For instance, in the table for function \( f \), we have outputs:

• 2
• 0
• 3
• 1

This is the range of \( f \). Similarly, the range of function \( g \) includes

• 3
• 2
• 0
• 4
• -1

In the context of composing functions like \( f \circ g \), the range of the final composition also depends on the range of \( g \) and how those outputs fit into the domain of \( f \).

By understanding both functions’ domains and ranges, you'll see how the composite function only allows certain outputs, reflected in the composite function's range.

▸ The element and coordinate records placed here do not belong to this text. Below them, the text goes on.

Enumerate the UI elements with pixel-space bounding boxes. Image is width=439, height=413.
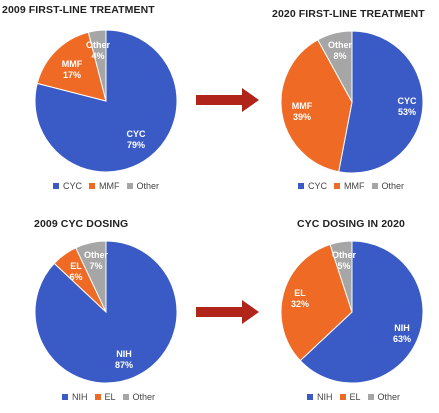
legend-swatch-el bbox=[94, 394, 101, 400]
slice-label-other: Other bbox=[332, 250, 357, 260]
legend-label-other: Other bbox=[381, 181, 405, 191]
legend-swatch-cyc bbox=[53, 183, 59, 189]
legend-item-nih: NIH bbox=[307, 392, 333, 402]
slice-label-other: Other bbox=[328, 40, 353, 50]
legend-item-el: EL bbox=[339, 392, 361, 402]
slice-value-other: 4% bbox=[91, 51, 104, 61]
slice-label-mmf: MMF bbox=[292, 101, 313, 111]
legend-item-mmf: MMF bbox=[334, 181, 365, 191]
legend-label-other: Other bbox=[377, 392, 401, 402]
legend-item-cyc: CYC bbox=[53, 181, 82, 191]
legend-item-other: Other bbox=[367, 392, 401, 402]
legend-label-cyc: CYC bbox=[63, 181, 83, 191]
legend-swatch-cyc bbox=[298, 183, 304, 189]
slice-label-el: EL bbox=[294, 288, 306, 298]
slice-label-nih: NIH bbox=[116, 349, 132, 359]
legend-2009-cyc-dosing: NIH EL Other bbox=[62, 392, 162, 402]
chart-title-2009-cyc-dosing: 2009 CYC DOSING bbox=[34, 218, 129, 230]
legend-swatch-nih bbox=[307, 394, 313, 400]
legend-2020-first-line: CYC MMF Other bbox=[298, 181, 411, 191]
chart-title-2020-first-line: 2020 FIRST-LINE TREATMENT bbox=[272, 8, 425, 20]
legend-item-other: Other bbox=[126, 181, 160, 191]
pie-slice-other bbox=[75, 240, 107, 313]
pie-slice-mmf bbox=[280, 39, 353, 173]
arrow-top-shape bbox=[196, 88, 259, 112]
arrow-top bbox=[196, 88, 259, 112]
pie-slice-el bbox=[280, 243, 353, 362]
slice-value-other: 7% bbox=[89, 261, 102, 271]
legend-label-nih: NIH bbox=[317, 392, 333, 402]
slice-label-nih: NIH bbox=[394, 323, 410, 333]
slice-value-nih: 63% bbox=[393, 334, 411, 344]
pie-slice-cyc bbox=[338, 30, 424, 174]
legend-label-mmf: MMF bbox=[344, 181, 365, 191]
arrow-bottom bbox=[196, 300, 259, 324]
pie-slice-other bbox=[317, 30, 353, 103]
slice-value-other: 8% bbox=[333, 51, 346, 61]
slice-label-other: Other bbox=[84, 250, 109, 260]
legend-item-nih: NIH bbox=[62, 392, 88, 402]
slice-label-cyc: CYC bbox=[397, 96, 417, 106]
legend-swatch-nih bbox=[62, 394, 68, 400]
legend-swatch-other bbox=[367, 394, 374, 400]
pie-slice-other bbox=[87, 29, 107, 102]
legend-label-mmf: MMF bbox=[99, 181, 120, 191]
slice-value-nih: 87% bbox=[115, 360, 133, 370]
legend-item-other: Other bbox=[371, 181, 405, 191]
legend-cyc-dosing-2020: NIH EL Other bbox=[307, 392, 407, 402]
legend-swatch-other bbox=[122, 394, 129, 400]
legend-item-cyc: CYC bbox=[298, 181, 327, 191]
slice-label-mmf: MMF bbox=[62, 59, 83, 69]
slice-value-other: 5% bbox=[337, 261, 350, 271]
legend-item-other: Other bbox=[122, 392, 156, 402]
legend-swatch-other bbox=[126, 183, 133, 189]
legend-label-other: Other bbox=[136, 181, 160, 191]
slice-value-mmf: 17% bbox=[63, 70, 81, 80]
slice-label-other: Other bbox=[86, 40, 111, 50]
legend-item-mmf: MMF bbox=[89, 181, 120, 191]
slice-value-cyc: 53% bbox=[398, 107, 416, 117]
arrow-bottom-shape bbox=[196, 300, 259, 324]
legend-item-el: EL bbox=[94, 392, 116, 402]
legend-swatch-el bbox=[339, 394, 346, 400]
legend-label-nih: NIH bbox=[72, 392, 88, 402]
pie-slice-mmf bbox=[36, 31, 107, 102]
pie-slice-nih bbox=[299, 240, 424, 384]
slice-value-el: 6% bbox=[69, 272, 82, 282]
pie-slice-other bbox=[329, 240, 353, 313]
legend-swatch-other bbox=[371, 183, 378, 189]
legend-label-el: EL bbox=[104, 392, 116, 402]
legend-label-other: Other bbox=[132, 392, 156, 402]
slice-value-mmf: 39% bbox=[293, 112, 311, 122]
legend-swatch-mmf bbox=[89, 183, 96, 189]
legend-swatch-mmf bbox=[334, 183, 341, 189]
slice-value-cyc: 79% bbox=[127, 140, 145, 150]
legend-2009-first-line: CYC MMF Other bbox=[53, 181, 166, 191]
legend-label-el: EL bbox=[349, 392, 361, 402]
chart-title-2009-first-line: 2009 FIRST-LINE TREATMENT bbox=[2, 4, 155, 16]
slice-label-cyc: CYC bbox=[126, 129, 146, 139]
legend-label-cyc: CYC bbox=[308, 181, 328, 191]
chart-title-cyc-dosing-2020: CYC DOSING IN 2020 bbox=[297, 218, 405, 230]
slice-value-el: 32% bbox=[291, 299, 309, 309]
slice-label-el: EL bbox=[70, 261, 82, 271]
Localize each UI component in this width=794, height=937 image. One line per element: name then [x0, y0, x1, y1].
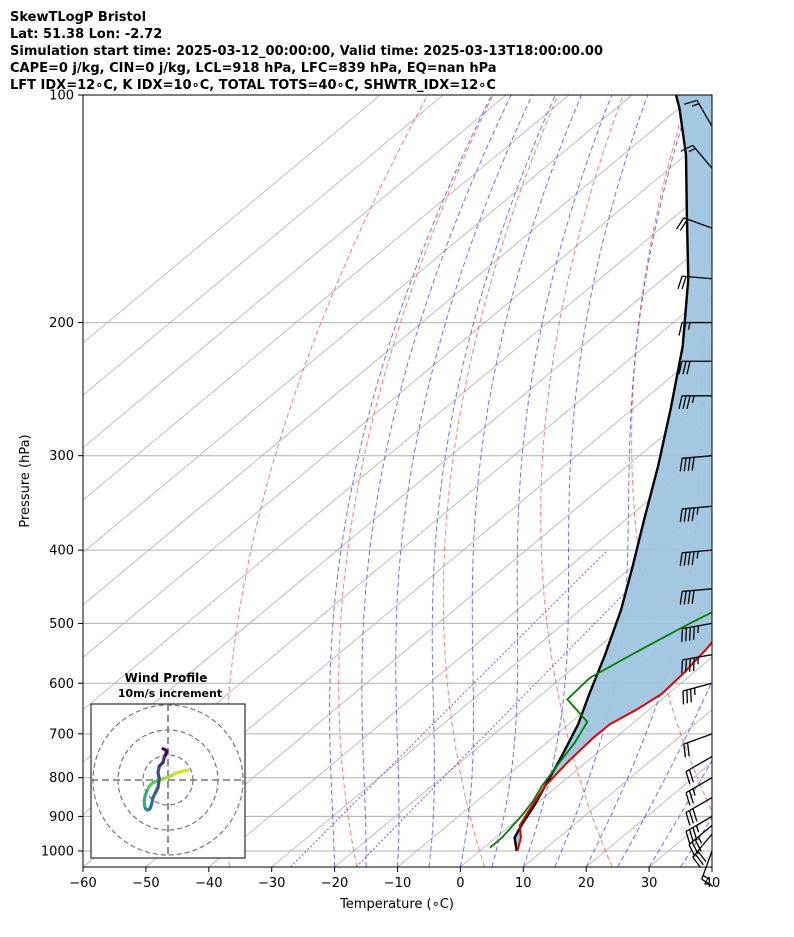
isotherm	[83, 95, 633, 554]
dry-adiabat	[442, 95, 559, 867]
x-tick-label: −20	[321, 876, 348, 891]
mixing-ratio-line	[355, 549, 668, 867]
wind-barb	[681, 622, 713, 642]
wind-barb	[675, 217, 713, 231]
dry-adiabat	[540, 95, 624, 867]
isotherm	[271, 499, 712, 867]
isotherm	[83, 185, 712, 711]
moist-adiabat	[395, 95, 533, 867]
cin-cape-shade	[514, 95, 712, 851]
isotherm	[83, 95, 570, 501]
wind-barb	[683, 733, 713, 758]
wind-barb	[678, 321, 712, 336]
cape-shading	[514, 95, 712, 851]
y-tick-label: 700	[49, 727, 74, 742]
wind-barbs	[675, 99, 714, 887]
moist-adiabat	[711, 866, 712, 867]
y-tick-label: 400	[49, 544, 74, 559]
y-tick-label: 500	[49, 617, 74, 632]
y-axis-label: Pressure (hPa)	[18, 434, 33, 527]
hodograph-subtitle: 10m/s increment	[118, 687, 222, 700]
dry-adiabat	[338, 95, 494, 867]
y-tick-label: 300	[49, 449, 74, 464]
dewpoint-line	[489, 611, 712, 849]
wind-barb	[692, 833, 713, 869]
wind-barb	[678, 395, 712, 409]
x-tick-label: 40	[704, 876, 721, 891]
y-tick-label: 1000	[41, 844, 74, 859]
isotherm	[145, 394, 712, 867]
x-tick-label: 0	[456, 876, 464, 891]
wind-barb	[685, 755, 713, 785]
x-tick-label: 10	[515, 876, 532, 891]
profile-lines	[489, 95, 712, 852]
dry-adiabat	[224, 95, 429, 867]
x-tick-label: −60	[69, 876, 96, 891]
wind-barb	[685, 777, 713, 806]
wind-barb	[679, 455, 713, 472]
wind-barb	[688, 824, 713, 857]
dry-adiabat	[717, 95, 794, 867]
x-tick-label: −50	[132, 876, 159, 891]
location-line: Lat: 51.38 Lon: -2.72	[10, 27, 163, 42]
isotherm	[460, 656, 712, 867]
wind-barb	[685, 797, 713, 826]
temperature-line	[516, 640, 712, 852]
time-line: Simulation start time: 2025-03-12_00:00:…	[10, 44, 603, 59]
isotherm	[83, 95, 507, 449]
moist-adiabat	[491, 95, 613, 867]
wind-barb	[680, 144, 713, 169]
hodograph-inset: Wind Profile 10m/s increment	[90, 671, 246, 859]
x-tick-label: −40	[195, 876, 222, 891]
x-axis-label: Temperature (∘C)	[339, 897, 454, 912]
mixing-ratio-line	[290, 549, 609, 867]
wind-barb	[679, 505, 713, 523]
isotherm	[83, 132, 712, 658]
wind-barb	[685, 815, 713, 845]
isotherm	[83, 95, 696, 606]
chart-title: SkewTLogP Bristol	[10, 10, 147, 25]
moist-adiabat	[522, 95, 649, 867]
isotherm	[334, 551, 712, 867]
x-tick-label: −30	[258, 876, 285, 891]
wind-barb	[677, 275, 713, 290]
isotherm	[83, 95, 444, 396]
y-tick-label: 600	[49, 677, 74, 692]
wind-barb	[678, 360, 712, 375]
moist-adiabat	[361, 95, 512, 867]
y-tick-label: 900	[49, 810, 74, 825]
parcel-profile-line	[513, 95, 690, 852]
indices-line-1: CAPE=0 j/kg, CIN=0 j/kg, LCL=918 hPa, LF…	[10, 61, 497, 76]
y-tick-label: 200	[49, 316, 74, 331]
y-tick-label: 100	[49, 89, 74, 104]
isotherm	[711, 866, 712, 867]
moist-adiabat	[329, 95, 493, 867]
y-tick-label: 800	[49, 771, 74, 786]
axes: Temperature (∘C) Pressure (hPa) −60 −50 −4…	[18, 89, 720, 913]
wind-barb	[679, 588, 713, 605]
wind-barb	[682, 682, 713, 705]
x-tick-label: −10	[384, 876, 411, 891]
hodograph-title: Wind Profile	[125, 671, 208, 685]
x-tick-label: 20	[578, 876, 595, 891]
moist-adiabat	[554, 95, 692, 867]
hodograph-segment	[161, 747, 168, 752]
indices-line-2: LFT IDX=12∘C, K IDX=10∘C, TOTAL TOTS=40∘…	[10, 78, 496, 93]
x-tick-label: 30	[641, 876, 658, 891]
wind-barb	[679, 549, 713, 567]
isotherm	[83, 95, 381, 344]
chart-header: SkewTLogP Bristol Lat: 51.38 Lon: -2.72 …	[10, 9, 603, 94]
wind-barb	[684, 99, 713, 127]
isotherm	[397, 604, 712, 867]
isotherm	[523, 709, 712, 867]
wind-barb	[681, 654, 713, 674]
wind-barb	[701, 850, 714, 887]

**Undefined values in functions** occur when an operation in a function doesn't result in a valid real number outcome. It's like trying to read a GPS map for a foreign city without an internet connection—you're missing essential details! In mathematics, something is undefined if it doesn't produce a meaningful result based on the given domain and operation conditions.

In our exercise, when we compute \( (f \circ g)(3) \), we see that \( g(3) = 4 \). However, when we try to find \( f(4) \), it becomes undefined because 4 isn't in the domain of \( f \). Similarly, for \( g \circ f \), \( f(4) \) is undefined, making \( (g \circ f)(4) \) undefined as well.

This highlights the importance of respecting a function's domain and range to avoid undefined values. If an input or output steps outside the function's boundaries, the result is undefined. Remember to always check these limitations to know when a function might fail to provide a valid result.